Casablanca ★★★★★

I'm not really sure why I had this rated as a 3 1/2 without a review. I think it might have been one of those movies that I just gut-rated when I first joined Letterboxd, but I'm pretty sure I hadn't seen it in at least 15 years or so. We just saw an afternoon/brunch screening of it at the local Alamo Drafthouse, and it is every bit the classic masterpiece that it has the reputation of being.

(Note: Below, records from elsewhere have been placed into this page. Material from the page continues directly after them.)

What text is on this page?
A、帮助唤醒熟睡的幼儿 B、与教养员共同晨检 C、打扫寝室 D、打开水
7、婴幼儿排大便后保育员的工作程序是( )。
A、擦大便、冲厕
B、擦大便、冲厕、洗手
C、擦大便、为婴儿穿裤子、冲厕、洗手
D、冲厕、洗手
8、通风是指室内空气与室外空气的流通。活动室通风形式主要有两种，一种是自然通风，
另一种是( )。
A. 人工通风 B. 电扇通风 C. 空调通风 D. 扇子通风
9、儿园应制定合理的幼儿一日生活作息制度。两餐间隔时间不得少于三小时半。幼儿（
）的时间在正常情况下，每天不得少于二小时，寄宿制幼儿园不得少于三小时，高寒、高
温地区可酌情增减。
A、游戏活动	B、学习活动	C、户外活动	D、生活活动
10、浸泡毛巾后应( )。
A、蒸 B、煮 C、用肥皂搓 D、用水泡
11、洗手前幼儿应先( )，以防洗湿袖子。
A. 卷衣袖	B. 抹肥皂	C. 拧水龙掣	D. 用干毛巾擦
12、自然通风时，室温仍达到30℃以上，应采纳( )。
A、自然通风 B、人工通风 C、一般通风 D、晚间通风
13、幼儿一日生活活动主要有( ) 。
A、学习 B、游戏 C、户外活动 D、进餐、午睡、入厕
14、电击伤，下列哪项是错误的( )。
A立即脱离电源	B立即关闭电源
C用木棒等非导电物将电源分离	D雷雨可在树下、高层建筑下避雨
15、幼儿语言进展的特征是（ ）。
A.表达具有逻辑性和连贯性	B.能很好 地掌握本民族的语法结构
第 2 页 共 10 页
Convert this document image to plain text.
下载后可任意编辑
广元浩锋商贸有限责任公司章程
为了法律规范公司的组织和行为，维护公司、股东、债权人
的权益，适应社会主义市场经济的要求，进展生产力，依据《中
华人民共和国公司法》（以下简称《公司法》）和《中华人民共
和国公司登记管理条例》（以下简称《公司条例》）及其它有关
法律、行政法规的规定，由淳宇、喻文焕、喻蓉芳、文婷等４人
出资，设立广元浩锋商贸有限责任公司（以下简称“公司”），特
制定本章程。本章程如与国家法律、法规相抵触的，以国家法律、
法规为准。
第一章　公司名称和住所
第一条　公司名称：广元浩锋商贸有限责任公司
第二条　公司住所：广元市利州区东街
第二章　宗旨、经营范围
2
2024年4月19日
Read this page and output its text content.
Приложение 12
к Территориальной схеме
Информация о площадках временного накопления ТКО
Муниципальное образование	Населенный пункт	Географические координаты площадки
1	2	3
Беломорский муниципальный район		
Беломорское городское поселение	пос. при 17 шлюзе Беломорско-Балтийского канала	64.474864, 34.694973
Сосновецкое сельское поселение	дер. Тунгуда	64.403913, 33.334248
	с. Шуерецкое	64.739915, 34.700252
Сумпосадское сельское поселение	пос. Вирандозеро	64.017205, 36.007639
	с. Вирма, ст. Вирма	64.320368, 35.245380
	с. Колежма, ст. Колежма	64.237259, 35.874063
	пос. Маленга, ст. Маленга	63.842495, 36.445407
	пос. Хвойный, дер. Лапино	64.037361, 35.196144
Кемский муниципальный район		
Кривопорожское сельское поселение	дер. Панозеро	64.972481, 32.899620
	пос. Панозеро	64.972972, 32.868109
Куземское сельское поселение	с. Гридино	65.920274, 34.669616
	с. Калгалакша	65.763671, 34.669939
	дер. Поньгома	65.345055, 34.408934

Bogart is actually my least favorite part of this movie, and rather than being a Bogart/Bergman film, it works best to me as an amazing ensemble. All of the actors in this — Rains, Henried, Veidt, Lorre, and all the smaller roles from Sam to Yvonne to Sascha the bartender to Karl the accountant to the pickpocket guy — give this world a lot more life than a studio production of this era typically provides. I had forgotten about most of these characters, to be honest, and watching it on the big screen oddly enough helped me appreciate their performances more.

The story is so refined, so clean, so perfect that, since it's been referenced and quoted and parodied so many times in the past eight decades, that we can easily forget how well-crafted it is. Which is a miracle, given its production. The final version that made it to screen has no flab at all, nothing unnecessary at all. As Peter Bogdanovich once said, it — and The Third Man — are the perfect non-auteur movies. For the first time, maybe, I fully understood what that meant. It's not a grand directorly vision we're watching here, we're just seeing a bunch of people all working at their prime, on a well-written script, and under the direction of a pro.

Great movie. Watch it again if you haven't seen it in a while, ideally with an audience.